System-test operations suite	`system-tests/tests/suites/operations/mod.rs`, `system-tests/tests/suites/operations/query.rs`, `system-tests/tests/suites/operations/config.rs`, `system-tests/tests/suites/operations/locale.rs`, `system-tests/tests/suites/operations/contract.rs`	Validates config-validate parity checks and query JSON pagination/limit contract behavior.
System-test recorder suite	`system-tests/tests/suites/recorder.rs`	Validates auto-seal count/duration/combined lifecycle and attachment-recording roundtrip behavior.
System-test security suite	`system-tests/tests/suites/security.rs`, `system-tests/tests/suites/security_support.rs`, `system-tests/tests/suites/security_limits.rs`, `system-tests/tests/suites/security_signer.rs`, `system-tests/tests/suites/security_contract_bundle.rs`	Validates fail-closed CLI boundary behavior across limits, attachment hostility, signer policy, rotation recovery, contract path safety, and hostile bundle inputs.
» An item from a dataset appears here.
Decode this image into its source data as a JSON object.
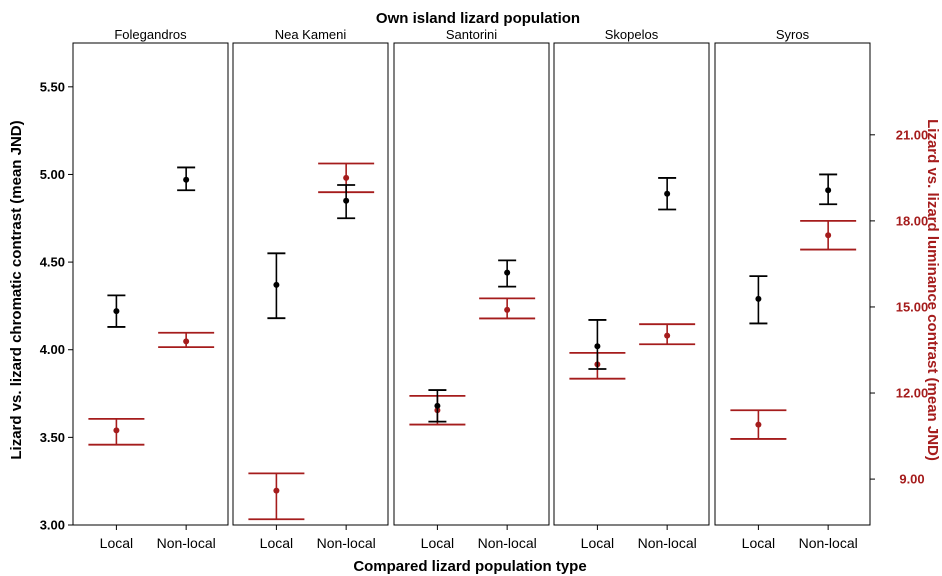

System-test Decision Gate CLI suite	`system-tests/tests/suites/integration_decision_gate.rs`, `system-tests/tests/suites/integration_decision_gate_support.rs`, `system-tests/tests/suites/integration_decision_gate_contract_shape.rs`, `system-tests/tests/suites/integration_decision_gate_ingest.rs`	Validates production-adapter CLI ingest-fixture success and strict-fail mismatch behavior.
OTel adapter crate	`crates/recorder-otel-adapter/src/lib.rs`	Production OTel JSON ingest mapping implementation consumed by CLI integration command.